27 AB ülkesinin, sessiz sedasız hep beraberce, her kesimin temsiliyle, “geleceğin” politikasını üretmeye çalıştığı başka bir alan da yok aslında.
Ancak, AB genelinde yapılan toplantılarda, Romanların “entegrasyonuna” yönelik tartışmalar dönüp dolaşıp, hep Romanların “dışlanmasının” “yarattığı yükün” büyüklüğüne bağlanıyor.
Dünya Bankası’ndan ekonomist Joost de Laat’ın yazdığı bir rapor var; “Romanların Dışlanmasının Maliyeti” diye... Bulgaristan, Çek Cumhuriyeti, Romanya ve Sırbistan’da, Romanların “iş gücüne katılamaması, toplumsal dışlanmalarının”, bu ülkelerin sırtına yüklediği mali bedel, 5,7 milyar avro hesaplanıyor.
İnsan hakları savunucuları, dertlerini anlatmak ve hükümetlerin, ayrımcılığa karşı “ciddi” politikalar benimsemesini sağlamak için bu rapora sık sık atıf yapıyorlar.
“Muhafazakârlaşan” dünyada, konu “din” falan asla değil; “haklar ve özgürlükler” alanının yaşadığı müthiş baskı, maruz kaldığı müthiş “aşağılama”, küçümseme.
Bush döneminin mirası, böyle ağır oldu işte; o dönemin yarattığı paradigmaya hapis durumdayız.
Sağ ve sol, hangi çizgide olursa olsun, muhafazakâr iktidarlara ve bu iktidarlarla güçlenen “elitlere” cevap yetiştirmeye çalışırken, ortada dolaşan argümanlara yanıt verenler de “muhafazakârlaşıyor” ister istemez.

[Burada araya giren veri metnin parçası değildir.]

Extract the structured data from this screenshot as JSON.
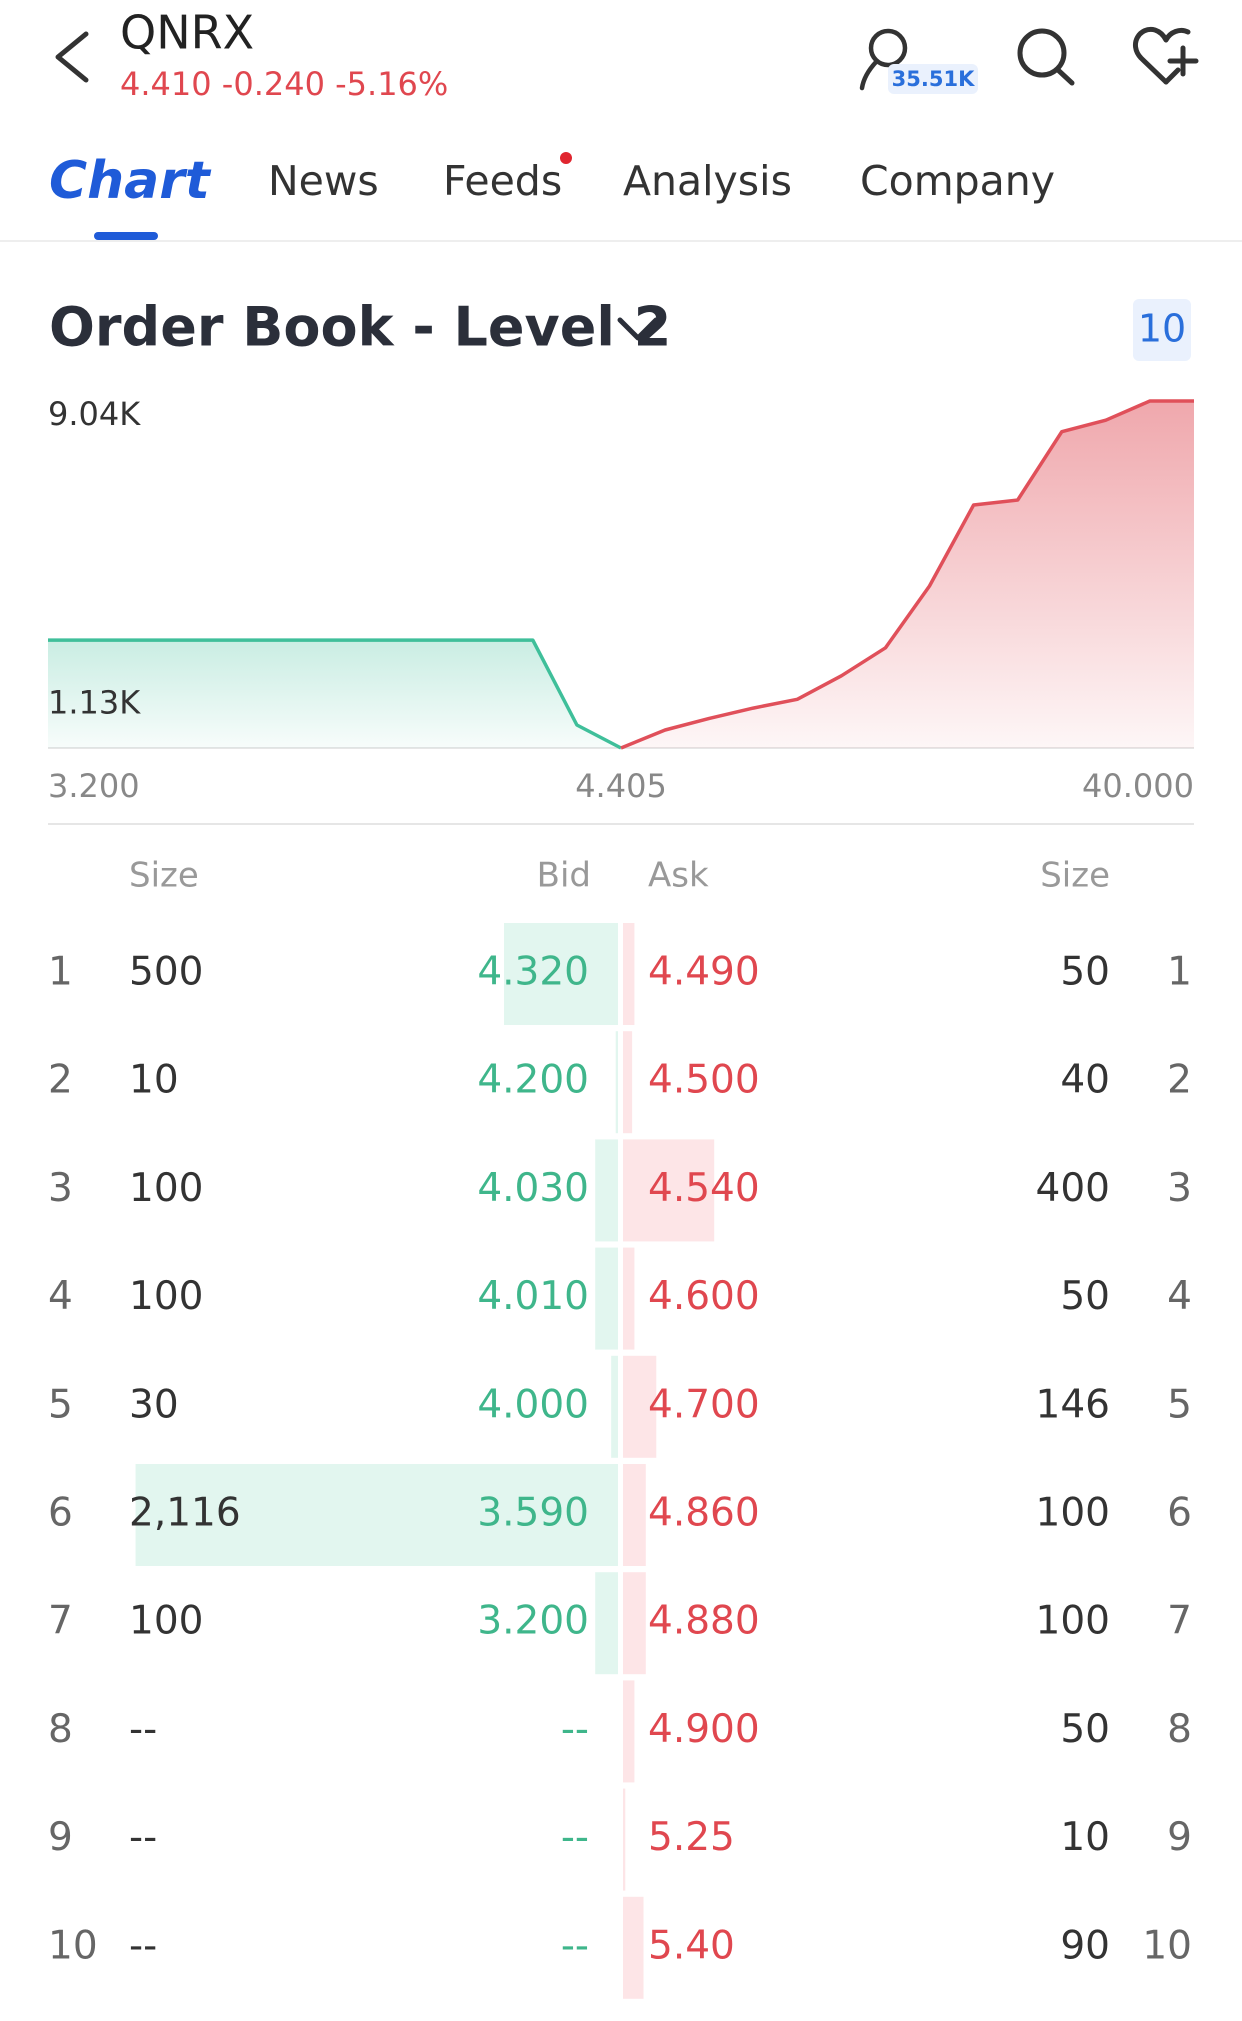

Savunabileceğinizin çok altında bir seviyede görüşler ileri sürebiliyorsunuz ancak.
Romanlar örneğini ele alınca da, bir de bakmışsınız ki, konu bir “insan hakkı” meselesi olmaktan çıkmış; “topluma yük oluyorlar, bari entegre edelim” noktasına gelmiş.
2. Dünya Savaşı’ndan bu yana, azınlık hakları alanında epey bir “ilerleme kaydedilmesi” demek bu; “topluma yük oluyorlar, yok edelim”den bugünlere...
AB’nin, geçen haziran benimsediği çok önemli bir belge var. Konsey, “İnsan Hakları ve Demokrasi Alanında Eylem Planı ile beraber Stratejik Çerçeve” belgesi ile, insan haklarının özellikle “dış ilişkilerde” en üst düzey önem atfedilen mesele olduğunu ortaya koyuyor.
Yani, AB kendi içinde ağırlıklı olarak ekonomiyi tartışırken, “dışarıya” yönelik tavrında, insan hakları ilkelerini, uluslararası hukuki çerçeveyi esas alacak; ve tabii, kendi oluşturduğu içtihadı.
Elbette, Stratejik Çerçeve’de, AB içinde “insan haklarının tüm politikalarda ön plana çıkarılması” gibi konular yer alıyor. Ama belge, esas olarak, AB’nin “bizim kendi içimizde, kendi vatandaşlarımıza yönelik olarak, demokrasi ve insan hakları meselelerini aştık, standartlarımız zaten yüksek” mesajını veriyor.
Bu bakış açısıyla, AB vatandaşı olmayan ve sınır dışında yaşayan“zavallılara” acımaktan başka çare kalmıyor.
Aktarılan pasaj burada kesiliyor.